The 600km-long Google-funded cable connects the US to Europe

Google has announced that its undersea cable connecting the US with Europe has arrived in Bude, Cornwall.

The fibre-optic network cable is estimated to be around 6,000km long and is named after the American computer science pioneer Grace Hopper.

First announced in July 2020, the Google-funded cable runs from New York and splits off in the middle of the Atlantic Ocean to arrive in Bilbao, Spain and Cornwall. 

Google Cloud strategic negotiator for Global Infrastructure, Jayne Stowell, described the Grace Hopper cable as an example of Google’s “ongoing investment” in the UK’s tech sector.

“Grace Hopper represents a new generation of transatlantic cable coming to the UK shores and is one of the first new cables to connect the US and the UK since 2003,” she announced in a company statement. Google has recently rolled out other subsea cables known as Curie, Dunant, Equiano, and Firmina.

The cable will use a technology known as “fibre switching,” allowing Google to manoeuvre traffic around outages and increase the reliability of its network. It will power popular Google services such as Meet, Gmail and Google Cloud – which all saw a surge in new customers due to last year’s mass shift to remote working.

“Moreover, with the ongoing pandemic fostering a new digital normal, Google-funded subsea cables allow us to plan and prepare for the future capacity needs of our customers, no matter where they are in the world. Grace Hopper will connect the UK to help meet the rapidly growing demand for high-bandwidth connectivity and services,” added Stowell.

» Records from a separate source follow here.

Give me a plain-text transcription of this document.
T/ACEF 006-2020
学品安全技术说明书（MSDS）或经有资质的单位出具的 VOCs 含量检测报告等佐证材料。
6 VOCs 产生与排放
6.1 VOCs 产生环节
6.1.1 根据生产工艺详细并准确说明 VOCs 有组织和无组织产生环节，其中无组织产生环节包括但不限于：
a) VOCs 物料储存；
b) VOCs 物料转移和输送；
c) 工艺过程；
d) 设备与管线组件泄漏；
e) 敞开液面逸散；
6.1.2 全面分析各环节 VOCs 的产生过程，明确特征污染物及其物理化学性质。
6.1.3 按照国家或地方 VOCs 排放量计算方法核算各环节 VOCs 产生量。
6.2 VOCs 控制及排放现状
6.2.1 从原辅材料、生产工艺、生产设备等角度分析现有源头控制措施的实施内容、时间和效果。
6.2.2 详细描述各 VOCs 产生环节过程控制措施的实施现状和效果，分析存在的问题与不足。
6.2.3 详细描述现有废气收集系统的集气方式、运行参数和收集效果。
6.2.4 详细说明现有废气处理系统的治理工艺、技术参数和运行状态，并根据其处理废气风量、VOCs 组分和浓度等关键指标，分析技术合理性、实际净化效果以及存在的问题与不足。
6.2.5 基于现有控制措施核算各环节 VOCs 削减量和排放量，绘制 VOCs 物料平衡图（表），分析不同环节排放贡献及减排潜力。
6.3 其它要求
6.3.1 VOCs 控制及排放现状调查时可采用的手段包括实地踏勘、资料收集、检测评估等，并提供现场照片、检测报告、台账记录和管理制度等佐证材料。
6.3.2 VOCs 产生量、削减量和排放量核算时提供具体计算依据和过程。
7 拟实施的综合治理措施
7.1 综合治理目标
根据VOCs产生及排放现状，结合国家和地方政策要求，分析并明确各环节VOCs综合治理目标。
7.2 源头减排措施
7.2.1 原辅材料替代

The second European arm of the Grace Hopper cable landed on the Bilbao shoreline on 9 September, as the “first ever Google-funded route to Spain” which will integrate an upcoming Google Cloud region in Madrid. 

The entire cable is set to become operational in 2022. 

Earlier this year, Google announced that its other subsea cable connecting the US and Europe, Dunant, is ready for service. First announced in 2018, the Dunant cable runs 6,400km (3,977 miles) between Virginia Beach, Virginia and Saint-Hilaire-de-Riez in the Pays de la Loire region of France. Google says it has 250Tbps of bandwidth, meaning it can transfer the entire digitised Library of Congress three times every second.